# Mercedes Benz GLC uber/lyft



## Speedy1 (May 1, 2018)

Hello everyone

Can somebody please tell me which category is glc on uber and if possible on lyft

Is it lux ? Xl ? Premier ?

Much appriciated
Thanks


----------



## RideshareGentrification (Apr 10, 2018)

No xl, no lux just premier and select


----------



## Speedy1 (May 1, 2018)

And select is equals to what ? Thats on uber correct ?


----------



## RideshareGentrification (Apr 10, 2018)

Speedy1 said:


> And select is equals to what ? Thats on uber correct ?


Uber select and lyft premier are basically the same thing. Low to mid level "luxury"


----------



## Speedy1 (May 1, 2018)

RideshareGentrification said:


> Uber select and lyft premier are basically the same thing. Low to mid level "luxury"


Thank you


----------



## azndriver87 (Mar 23, 2015)

RideshareGentrification said:


> No xl, no lux just premier and select


please don't just answer him without knowing what city he belongs to. his market doesn't have select.



Speedy1 said:


> Hello everyone
> 
> Can somebody please tell me which category is glc on uber and if possible on lyft
> 
> ...


in Miami Florida, Mercedes glc is eligible for:

Lyft, Lyft Premier, Lyft Lux
Uber, Uber lux ( require commercial license)


----------



## Speedy1 (May 1, 2018)

azndriver87 said:


> please don't just answer him without knowing what city he belongs to. his market doesn't have select.
> 
> in Miami Florida, Mercedes glc is eligible for:
> 
> ...


Thanks for helpfull reply, for a commercial license i am guessing we have to go through some type of exam etc correct ?


----------



## azndriver87 (Mar 23, 2015)

Speedy1 said:


> Thanks for helpfull reply, for a commercial license i am guessing we have to go through some type of exam etc correct ?


you will have to contact your DMV for that


----------



## RideshareGentrification (Apr 10, 2018)

azndriver87 said:


> please don't just answer him without knowing what city he belongs to. his market doesn't have select.
> 
> in Miami Florida, Mercedes glc is eligible for:
> 
> ...


Maybe the op should ask in his market sub forum

Most markets do have select


----------



## azndriver87 (Mar 23, 2015)

RideshareGentrification said:


> Maybe the op should ask in his market sub forum
> 
> Most markets do have select


actually most market do NOT have select.
Not even DC has it

and even the city does have select, it's requirement it's different than from yours, so look it up before you answer (google "miami uber car requirements")


----------



## RideshareGentrification (Apr 10, 2018)

azndriver87 said:


> actually most market do NOT have select.
> Not even DC has it
> 
> and even the city does have select, it's requirement it's different than from yours, so look it up before you answer (google "miami uber car requirements")


I stand by most markets have select including most of the Florida markets select is in Tampa and Orlando.
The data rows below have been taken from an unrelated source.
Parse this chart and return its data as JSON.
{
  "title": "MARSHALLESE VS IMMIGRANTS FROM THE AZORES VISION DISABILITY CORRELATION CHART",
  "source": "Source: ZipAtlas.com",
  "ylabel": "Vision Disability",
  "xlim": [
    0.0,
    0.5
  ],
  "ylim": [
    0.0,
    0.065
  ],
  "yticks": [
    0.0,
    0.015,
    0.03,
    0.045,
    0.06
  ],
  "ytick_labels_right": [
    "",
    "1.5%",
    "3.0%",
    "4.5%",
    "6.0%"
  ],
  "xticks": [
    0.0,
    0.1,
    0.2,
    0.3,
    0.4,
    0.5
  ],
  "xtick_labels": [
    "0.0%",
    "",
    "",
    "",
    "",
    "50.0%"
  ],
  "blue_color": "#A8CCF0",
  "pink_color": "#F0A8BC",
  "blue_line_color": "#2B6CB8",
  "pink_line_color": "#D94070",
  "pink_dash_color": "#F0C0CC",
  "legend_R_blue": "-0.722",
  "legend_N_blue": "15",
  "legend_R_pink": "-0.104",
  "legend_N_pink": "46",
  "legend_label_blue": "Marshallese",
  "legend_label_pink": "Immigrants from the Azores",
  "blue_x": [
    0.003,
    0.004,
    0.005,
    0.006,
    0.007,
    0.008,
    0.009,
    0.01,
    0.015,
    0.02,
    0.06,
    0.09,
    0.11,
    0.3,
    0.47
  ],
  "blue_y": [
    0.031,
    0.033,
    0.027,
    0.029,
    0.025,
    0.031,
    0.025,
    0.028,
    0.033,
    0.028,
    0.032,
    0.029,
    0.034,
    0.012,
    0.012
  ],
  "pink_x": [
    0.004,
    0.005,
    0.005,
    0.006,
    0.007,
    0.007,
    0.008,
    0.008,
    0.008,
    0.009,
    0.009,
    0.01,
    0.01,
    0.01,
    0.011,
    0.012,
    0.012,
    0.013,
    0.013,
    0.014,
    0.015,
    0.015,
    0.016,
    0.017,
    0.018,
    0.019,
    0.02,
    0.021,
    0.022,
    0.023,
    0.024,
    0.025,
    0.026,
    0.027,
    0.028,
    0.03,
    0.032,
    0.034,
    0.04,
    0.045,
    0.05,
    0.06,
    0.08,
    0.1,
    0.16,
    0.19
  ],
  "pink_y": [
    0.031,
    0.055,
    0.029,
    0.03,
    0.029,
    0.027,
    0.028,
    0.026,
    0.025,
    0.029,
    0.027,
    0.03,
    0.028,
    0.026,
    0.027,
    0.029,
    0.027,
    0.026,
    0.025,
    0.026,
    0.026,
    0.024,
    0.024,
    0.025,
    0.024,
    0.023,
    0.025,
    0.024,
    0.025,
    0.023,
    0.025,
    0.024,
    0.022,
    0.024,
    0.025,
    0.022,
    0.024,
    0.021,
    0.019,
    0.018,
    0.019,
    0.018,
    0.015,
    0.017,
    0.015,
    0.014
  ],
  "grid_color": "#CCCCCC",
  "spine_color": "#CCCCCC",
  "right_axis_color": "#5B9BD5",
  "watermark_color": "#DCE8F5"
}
I know every uber market has different requirements. Which is why asking market specific questions in an international forum is dumb. I was trying to be helpful

But still more than half the markets have select 
All of california
Most of florida
Most if not all of Arizona 
Chicago 
Denver 
Kansas city

Those are places I've been in the last few years all with select. Yes there are markets without select. Colorado mountain areas don't have select but the rest of the state does anyway. I apologize to the op for the incorrct iinformation for his specific market that has an unusual ride tier system


----------



## Kodyhead (May 26, 2015)

azndriver87 said:


> please don't just answer him without knowing what city he belongs to. his market doesn't have select.
> 
> in Miami Florida, Mercedes glc is eligible for:
> 
> ...


I find it funny how you lectured someone else and yet give terrible information yourself lol

Uber lux does not require commercial insurance



RideshareGentrification said:


> I stand by most markets have select including most of the Florida markets select is in Tampa and Orlando. I know every uber market has different requirements. Which is why asking market specific questions in an international forum is dumb. I was trying to be helpful
> 
> But still more than half the markets have select
> All of california
> ...


We used to have select here, but changed it to lux. It's basically the same thing anyway, and even worse there are a lot of cars that can do lux or select that are not on the list


----------



## Speedy1 (May 1, 2018)

Speedy1 said:


> Thanks for helpfull reply, for a commercial license i am guessing we have to go through some type of exam etc correct ?


I didnt have to get commercial license uber fine with regular license


----------



## woodywho (Sep 4, 2017)

In NY Burbs standard license,,,, we only have line, plus, premier, NO Pool, xl, premium, premium suv. Went to Monticello today and only X & XL were avail on uber


----------



## njn (Jan 23, 2016)

X


----------